Peysakh Buras factory

On May 21, 2025, the Executive Committee of the Kharkiv City Council announced the planned dismantling of the historic building at Geroev Nebesnoj Sotni Square, 7 due to the risk of an emergency collapse – 81% of its structures were destroyed.

Google Street View, 2015

In November 2024, the non-governmental organization HeMo, which monitors the destruction of architectural heritage, wrote that all the buildings in this quarter can be restored, although they have severe damage from the blast wave (the quarter suffered a massive Russian missile strike on March 6, 2022), and building number 7 is without a roof.

But the strange thing is that in the satellite photos of 2022, after the impact, the roof of the house is still there. But in 2024 – there is no more.

The fact is that in the second half of 2022, someone decided to build on the third floor of the building during its restoration.

Photo: Kharkiv City Council, 2025

But something went wrong, perhaps the damaged walls could not withstand the load of the superstructure, or it began to collapse rapidly without a roof.

Google Street View, 2015

In fact, number 7 combines 2 different buildings, built approximately in the 1880s in an eclectic style, one of which stands in corner of Yevhena Chykalenka Ln.

Google Street View, 2015

At the end of the 19th century it was Bulgakovsky Lane, it was renamed after the WWII in honor of the Soviet general D. Karbyshev, who from 1920 to 1923 lived and worked in the nearby historical building on Himnaziyna Embankment, 1.

In 2024, the lane was renamed in honor of Yevhen Chikalenko, a prominent Ukrainian agronomist, publicist and philanthropist, who was educated at Kharkiv University in the 1880s and was the initiator of the convocation of the Ukrainian Central Rada in 1917.

Google Street View, 2015

Most likely, the last, most famous owner of this plot, who owned it from 1895 to 1915, tried to “unify” their facades.

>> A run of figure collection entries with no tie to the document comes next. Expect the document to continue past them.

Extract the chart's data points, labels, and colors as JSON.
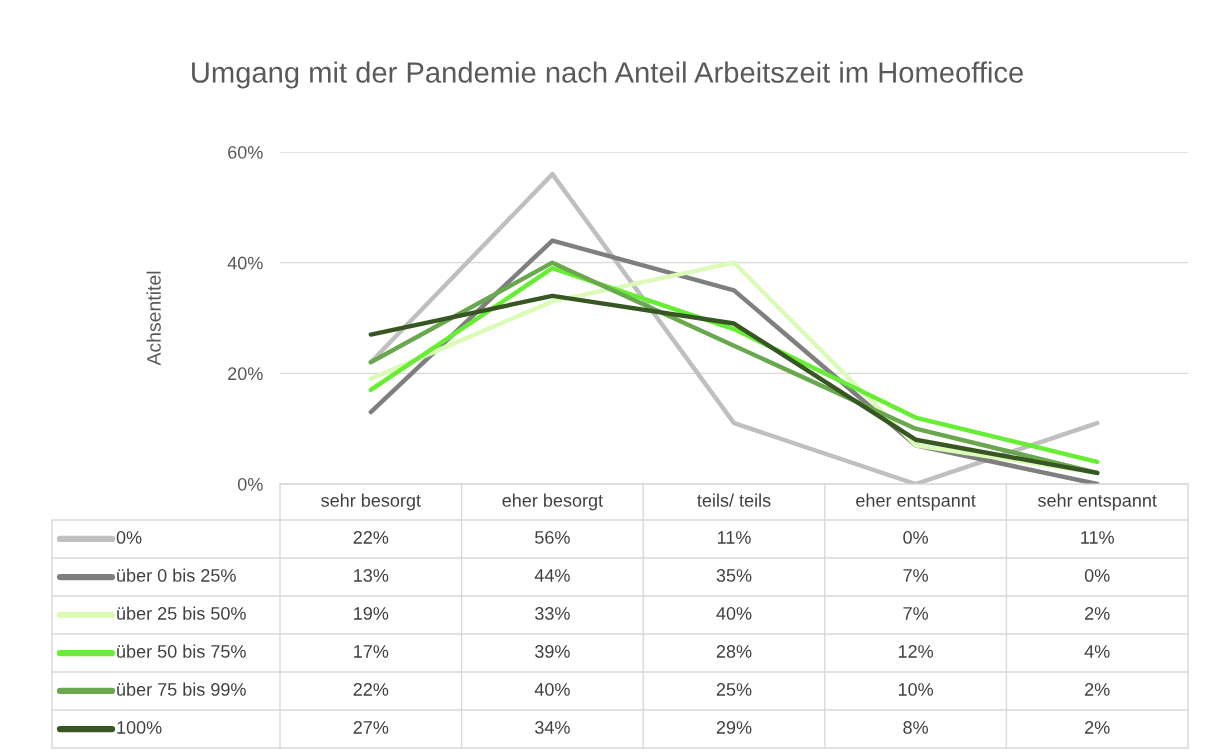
{
  "chart_data": {
    "type": "line",
    "title": "Umgang mit der Pandemie nach Anteil Arbeitszeit im Homeoffice",
    "ylabel": "Achsentitel",
    "categories": [
      "sehr besorgt",
      "eher besorgt",
      "teils/ teils",
      "eher entspannt",
      "sehr entspannt"
    ],
    "series": [
      {
        "name": "0%",
        "color": "#bfbfbf",
        "values": [
          22,
          56,
          11,
          0,
          11
        ],
        "value_labels": [
          "22%",
          "56%",
          "11%",
          "0%",
          "11%"
        ]
      },
      {
        "name": "über 0 bis 25%",
        "color": "#7f7f7f",
        "values": [
          13,
          44,
          35,
          7,
          0
        ],
        "value_labels": [
          "13%",
          "44%",
          "35%",
          "7%",
          "0%"
        ]
      },
      {
        "name": "über 25 bis 50%",
        "color": "#dcfbb8",
        "values": [
          19,
          33,
          40,
          7,
          2
        ],
        "value_labels": [
          "19%",
          "33%",
          "40%",
          "7%",
          "2%"
        ]
      },
      {
        "name": "über 50 bis 75%",
        "color": "#66ee33",
        "values": [
          17,
          39,
          28,
          12,
          4
        ],
        "value_labels": [
          "17%",
          "39%",
          "28%",
          "12%",
          "4%"
        ]
      },
      {
        "name": "über 75 bis 99%",
        "color": "#6aa84f",
        "values": [
          22,
          40,
          25,
          10,
          2
        ],
        "value_labels": [
          "22%",
          "40%",
          "25%",
          "10%",
          "2%"
        ]
      },
      {
        "name": "100%",
        "color": "#375623",
        "values": [
          27,
          34,
          29,
          8,
          2
        ],
        "value_labels": [
          "27%",
          "34%",
          "29%",
          "8%",
          "2%"
        ]
      }
    ],
    "ylim": [
      0,
      60
    ],
    "yticks": [
      {
        "value": 0,
        "label": "0%"
      },
      {
        "value": 20,
        "label": "20%"
      },
      {
        "value": 40,
        "label": "40%"
      },
      {
        "value": 60,
        "label": "60%"
      }
    ],
    "grid": "y",
    "legend": "bottom",
    "marker": "none",
    "line_style": "solid"
  }
}
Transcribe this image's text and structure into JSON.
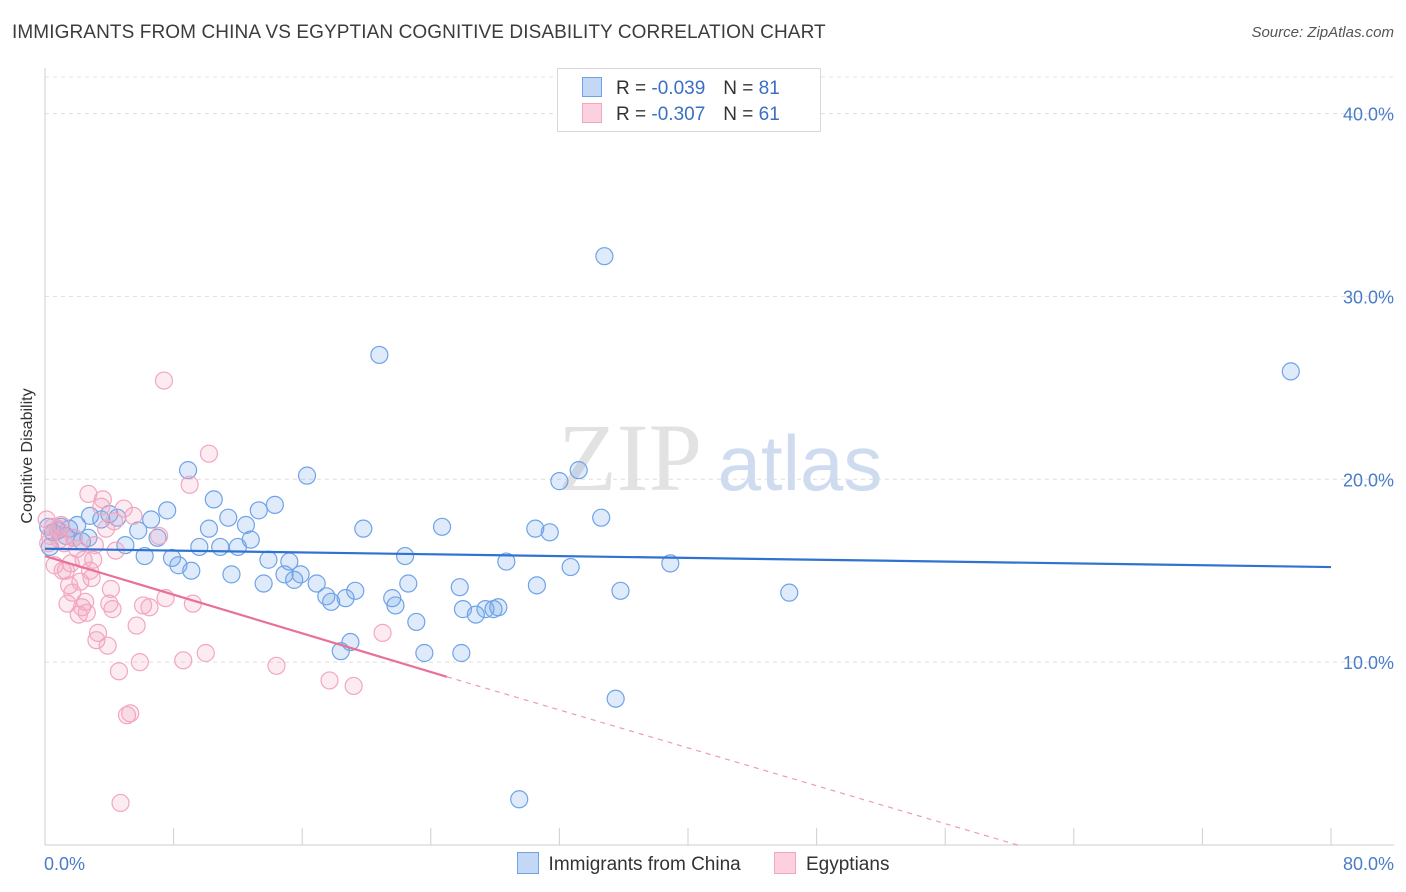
{
  "title": "IMMIGRANTS FROM CHINA VS EGYPTIAN COGNITIVE DISABILITY CORRELATION CHART",
  "source": "Source: ZipAtlas.com",
  "watermark": {
    "zip": "ZIP",
    "atlas": "atlas"
  },
  "legend": {
    "r_label": "R =",
    "n_label": "N =",
    "rows": [
      {
        "r": "-0.039",
        "n": "81",
        "color": "#6fa3e8"
      },
      {
        "r": "-0.307",
        "n": "61",
        "color": "#f3a6c1"
      }
    ]
  },
  "chart_data": {
    "type": "scatter",
    "title": "IMMIGRANTS FROM CHINA VS EGYPTIAN COGNITIVE DISABILITY CORRELATION CHART",
    "xlabel": "",
    "ylabel": "Cognitive Disability",
    "xlim": [
      0,
      80
    ],
    "ylim": [
      0,
      42
    ],
    "x_tick_labels": [
      "0.0%",
      "80.0%"
    ],
    "y_ticks": [
      10,
      20,
      30,
      40
    ],
    "y_tick_labels": [
      "10.0%",
      "20.0%",
      "30.0%",
      "40.0%"
    ],
    "series": [
      {
        "name": "Immigrants from China",
        "color": "#6fa3e8",
        "trend": {
          "x": [
            0,
            80
          ],
          "y": [
            16.2,
            15.2
          ],
          "dashed_to": null
        },
        "points": [
          [
            0.2,
            17.4
          ],
          [
            0.5,
            17.1
          ],
          [
            0.8,
            17.2
          ],
          [
            1.0,
            17.4
          ],
          [
            1.3,
            16.9
          ],
          [
            1.5,
            17.3
          ],
          [
            1.8,
            16.8
          ],
          [
            2.0,
            17.5
          ],
          [
            2.3,
            16.6
          ],
          [
            2.8,
            18.0
          ],
          [
            3.5,
            17.8
          ],
          [
            4.0,
            18.1
          ],
          [
            4.5,
            17.9
          ],
          [
            5.0,
            16.4
          ],
          [
            5.8,
            17.2
          ],
          [
            6.2,
            15.8
          ],
          [
            6.6,
            17.8
          ],
          [
            7.0,
            16.8
          ],
          [
            7.6,
            18.3
          ],
          [
            7.9,
            15.7
          ],
          [
            8.3,
            15.3
          ],
          [
            8.9,
            20.5
          ],
          [
            9.1,
            15.0
          ],
          [
            9.6,
            16.3
          ],
          [
            10.2,
            17.3
          ],
          [
            10.5,
            18.9
          ],
          [
            10.9,
            16.3
          ],
          [
            11.4,
            17.9
          ],
          [
            11.6,
            14.8
          ],
          [
            12.0,
            16.3
          ],
          [
            12.5,
            17.5
          ],
          [
            12.8,
            16.7
          ],
          [
            13.3,
            18.3
          ],
          [
            13.6,
            14.3
          ],
          [
            13.9,
            15.6
          ],
          [
            14.3,
            18.6
          ],
          [
            14.9,
            14.8
          ],
          [
            15.2,
            15.5
          ],
          [
            15.5,
            14.5
          ],
          [
            15.9,
            14.8
          ],
          [
            16.3,
            20.2
          ],
          [
            16.9,
            14.3
          ],
          [
            17.5,
            13.6
          ],
          [
            17.8,
            13.3
          ],
          [
            18.4,
            10.6
          ],
          [
            18.7,
            13.5
          ],
          [
            19.0,
            11.1
          ],
          [
            19.3,
            13.9
          ],
          [
            19.8,
            17.3
          ],
          [
            20.8,
            26.8
          ],
          [
            21.6,
            13.5
          ],
          [
            21.8,
            13.1
          ],
          [
            22.4,
            15.8
          ],
          [
            22.6,
            14.3
          ],
          [
            23.1,
            12.2
          ],
          [
            23.6,
            10.5
          ],
          [
            24.7,
            17.4
          ],
          [
            25.8,
            14.1
          ],
          [
            26.0,
            12.9
          ],
          [
            26.8,
            12.6
          ],
          [
            27.4,
            12.9
          ],
          [
            27.9,
            12.9
          ],
          [
            28.2,
            13.0
          ],
          [
            28.7,
            15.5
          ],
          [
            29.5,
            2.5
          ],
          [
            30.5,
            17.3
          ],
          [
            30.6,
            14.2
          ],
          [
            31.4,
            17.1
          ],
          [
            32.0,
            19.9
          ],
          [
            32.7,
            15.2
          ],
          [
            33.2,
            20.5
          ],
          [
            34.6,
            17.9
          ],
          [
            34.8,
            32.2
          ],
          [
            35.5,
            8.0
          ],
          [
            35.8,
            13.9
          ],
          [
            38.9,
            15.4
          ],
          [
            46.3,
            13.8
          ],
          [
            77.5,
            25.9
          ],
          [
            2.7,
            16.8
          ],
          [
            0.3,
            16.3
          ],
          [
            25.9,
            10.5
          ]
        ]
      },
      {
        "name": "Egyptians",
        "color": "#f3a6c1",
        "trend": {
          "x": [
            0,
            25
          ],
          "y": [
            15.8,
            9.2
          ],
          "dashed_to": [
            60.5,
            0
          ]
        },
        "points": [
          [
            0.1,
            17.8
          ],
          [
            0.3,
            16.9
          ],
          [
            0.5,
            17.4
          ],
          [
            0.6,
            15.3
          ],
          [
            0.8,
            17.3
          ],
          [
            0.9,
            16.7
          ],
          [
            1.1,
            15.0
          ],
          [
            1.2,
            16.5
          ],
          [
            1.3,
            15.0
          ],
          [
            1.4,
            13.2
          ],
          [
            1.5,
            14.2
          ],
          [
            1.6,
            15.4
          ],
          [
            1.7,
            13.8
          ],
          [
            1.8,
            16.8
          ],
          [
            2.0,
            16.2
          ],
          [
            2.1,
            12.6
          ],
          [
            2.2,
            14.4
          ],
          [
            2.3,
            13.0
          ],
          [
            2.4,
            15.6
          ],
          [
            2.5,
            13.3
          ],
          [
            2.6,
            12.7
          ],
          [
            2.7,
            19.2
          ],
          [
            2.8,
            15.0
          ],
          [
            2.9,
            14.6
          ],
          [
            3.0,
            15.6
          ],
          [
            3.1,
            16.4
          ],
          [
            3.2,
            11.2
          ],
          [
            3.3,
            11.6
          ],
          [
            3.5,
            18.5
          ],
          [
            3.6,
            18.9
          ],
          [
            3.8,
            17.3
          ],
          [
            3.9,
            10.9
          ],
          [
            4.0,
            13.2
          ],
          [
            4.1,
            14.0
          ],
          [
            4.2,
            12.9
          ],
          [
            4.3,
            17.7
          ],
          [
            4.4,
            16.1
          ],
          [
            4.6,
            9.5
          ],
          [
            4.7,
            2.3
          ],
          [
            4.9,
            18.4
          ],
          [
            5.1,
            7.1
          ],
          [
            5.3,
            7.2
          ],
          [
            5.5,
            18.0
          ],
          [
            5.7,
            12.0
          ],
          [
            5.9,
            10.0
          ],
          [
            6.1,
            13.1
          ],
          [
            6.5,
            13.0
          ],
          [
            7.1,
            16.9
          ],
          [
            7.4,
            25.4
          ],
          [
            7.5,
            13.5
          ],
          [
            8.6,
            10.1
          ],
          [
            9.0,
            19.7
          ],
          [
            9.2,
            13.2
          ],
          [
            10.0,
            10.5
          ],
          [
            10.2,
            21.4
          ],
          [
            14.4,
            9.8
          ],
          [
            17.7,
            9.0
          ],
          [
            19.2,
            8.7
          ],
          [
            21.0,
            11.6
          ],
          [
            0.2,
            16.5
          ],
          [
            1.0,
            17.5
          ]
        ]
      }
    ]
  }
}
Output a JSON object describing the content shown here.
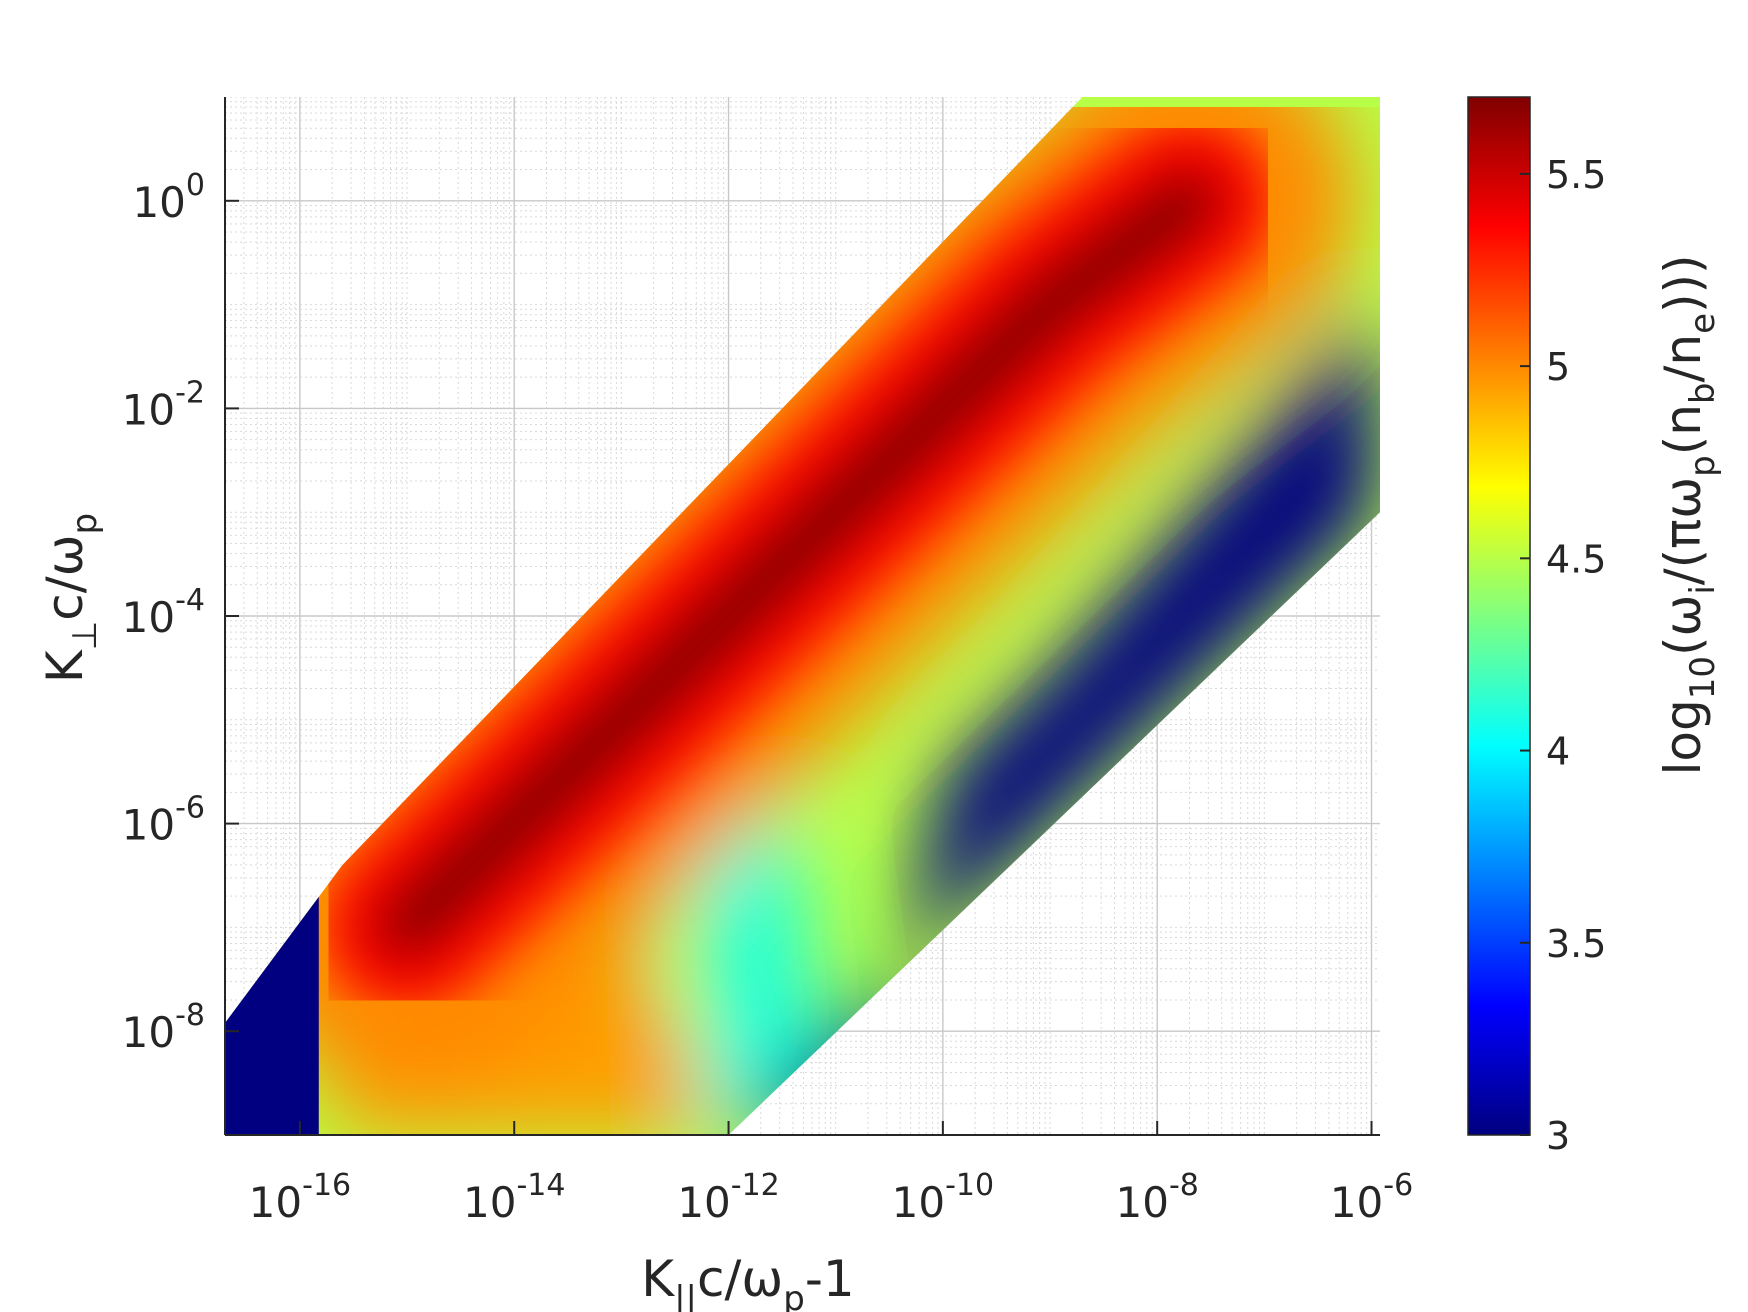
{
  "chart_data": {
    "type": "heatmap",
    "title": "",
    "xlabel": "K",
    "xlabel_sub": "||",
    "xlabel_rest_1": "c/ω",
    "xlabel_rest_sub": "p",
    "xlabel_rest_2": "-1",
    "ylabel": "K",
    "ylabel_sub": "⊥",
    "ylabel_rest_1": "c/ω",
    "ylabel_rest_sub": "p",
    "colorbar_label": {
      "a": "log",
      "a_sub": "10",
      "b": "(ω",
      "b_sub": "i",
      "c": "/(πω",
      "c_sub": "p",
      "d": "(n",
      "d_sub": "b",
      "e": "/n",
      "e_sub": "e",
      "f": ")))"
    },
    "x_scale": "log",
    "y_scale": "log",
    "xlim": [
      2e-17,
      1.2e-06
    ],
    "ylim": [
      1e-09,
      10
    ],
    "x_ticks": [
      {
        "value": 1e-16,
        "base": "10",
        "exp": "-16"
      },
      {
        "value": 1e-14,
        "base": "10",
        "exp": "-14"
      },
      {
        "value": 1e-12,
        "base": "10",
        "exp": "-12"
      },
      {
        "value": 1e-10,
        "base": "10",
        "exp": "-10"
      },
      {
        "value": 1e-08,
        "base": "10",
        "exp": "-8"
      },
      {
        "value": 1e-06,
        "base": "10",
        "exp": "-6"
      }
    ],
    "y_ticks": [
      {
        "value": 1e-08,
        "base": "10",
        "exp": "-8"
      },
      {
        "value": 1e-06,
        "base": "10",
        "exp": "-6"
      },
      {
        "value": 0.0001,
        "base": "10",
        "exp": "-4"
      },
      {
        "value": 0.01,
        "base": "10",
        "exp": "-2"
      },
      {
        "value": 1,
        "base": "10",
        "exp": "0"
      }
    ],
    "grid": true,
    "colormap": "jet",
    "colorbar_range": [
      3,
      5.7
    ],
    "colorbar_ticks": [
      "3",
      "3.5",
      "4",
      "4.5",
      "5",
      "5.5"
    ],
    "colorbar_tick_values": [
      3,
      3.5,
      4,
      4.5,
      5,
      5.5
    ],
    "colorbar_colors": [
      "#00008f",
      "#0000ff",
      "#0080ff",
      "#00ffff",
      "#80ff80",
      "#ffff00",
      "#ff8000",
      "#ff0000",
      "#800000"
    ],
    "data_region_boundary": [
      [
        2e-17,
        1.2e-08
      ],
      [
        2.5e-16,
        4e-07
      ],
      [
        2e-09,
        10
      ],
      [
        1.2e-06,
        10
      ],
      [
        1.2e-06,
        0.001
      ],
      [
        1e-12,
        1e-09
      ],
      [
        2e-17,
        1e-09
      ]
    ],
    "ridge_max_path": [
      [
        1e-15,
        1e-07
      ],
      [
        1e-13,
        1e-05
      ],
      [
        1e-11,
        0.001
      ],
      [
        1e-09,
        0.1
      ],
      [
        2e-08,
        1
      ]
    ],
    "features": [
      {
        "region": "left edge (x below 1e-16)",
        "value": 3
      },
      {
        "region": "lower-right band",
        "value": 3
      },
      {
        "region": "bottom low-k_perp band, x from 1e-15 to 1e-12",
        "value_range": [
          4.2,
          5.1
        ]
      },
      {
        "region": "diagonal ridge",
        "value": 5.7
      }
    ]
  }
}
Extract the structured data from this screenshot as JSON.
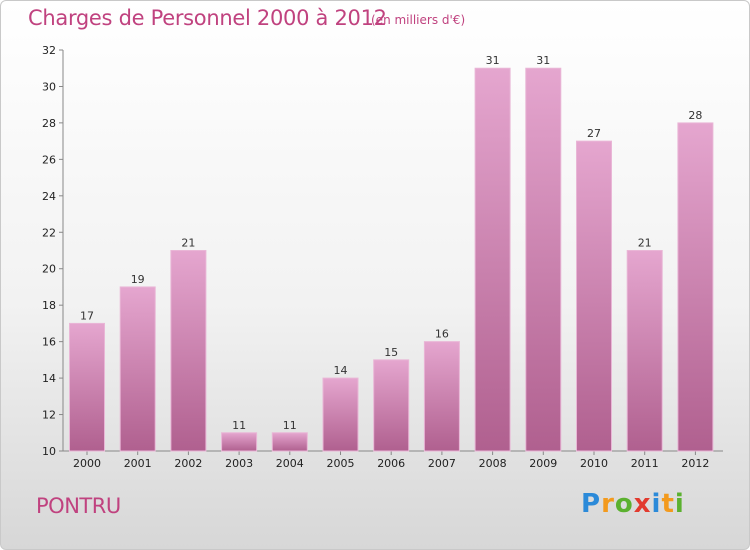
{
  "chart_data": {
    "type": "bar",
    "title": "Charges de Personnel 2000 à 2012",
    "subtitle": "(en milliers d'€)",
    "categories": [
      "2000",
      "2001",
      "2002",
      "2003",
      "2004",
      "2005",
      "2006",
      "2007",
      "2008",
      "2009",
      "2010",
      "2011",
      "2012"
    ],
    "values": [
      17,
      19,
      21,
      11,
      11,
      14,
      15,
      16,
      31,
      31,
      27,
      21,
      28
    ],
    "ylim": [
      10,
      32
    ],
    "yticks": [
      10,
      12,
      14,
      16,
      18,
      20,
      22,
      24,
      26,
      28,
      30,
      32
    ],
    "xlabel": "",
    "ylabel": "",
    "grid": false,
    "bar_color": "#d98bb8"
  },
  "location": "PONTRU",
  "logo": {
    "letters": [
      "P",
      "r",
      "o",
      "x",
      "i",
      "t",
      "i"
    ],
    "colors": [
      "#2b8ad9",
      "#f39a1d",
      "#5bb12f",
      "#e23a2e",
      "#2b8ad9",
      "#f39a1d",
      "#5bb12f"
    ]
  }
}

He was a Jewish philanthropist and merchant Peysakh Buras, the products of whose tobacco factories were known not only in Kharkiv. One of these factories was located in this area. You can read more in Anton Bondarev’s article about the activities of Buras the patron and Jewish charitable organizations.

It is quite possible to assume that the building next to the 7th in Yevhen Chikalenko Ln also belonged to the Buras factory. The contours of a huge oval window can be seen in its wall, perhaps it was a showcase with factory products or a luxurious entrance group.

Photo: Ivan Ponomarenko, 2021

It is a pity that in this way another piece of the historical “fabric” of Kharkiv will be lost.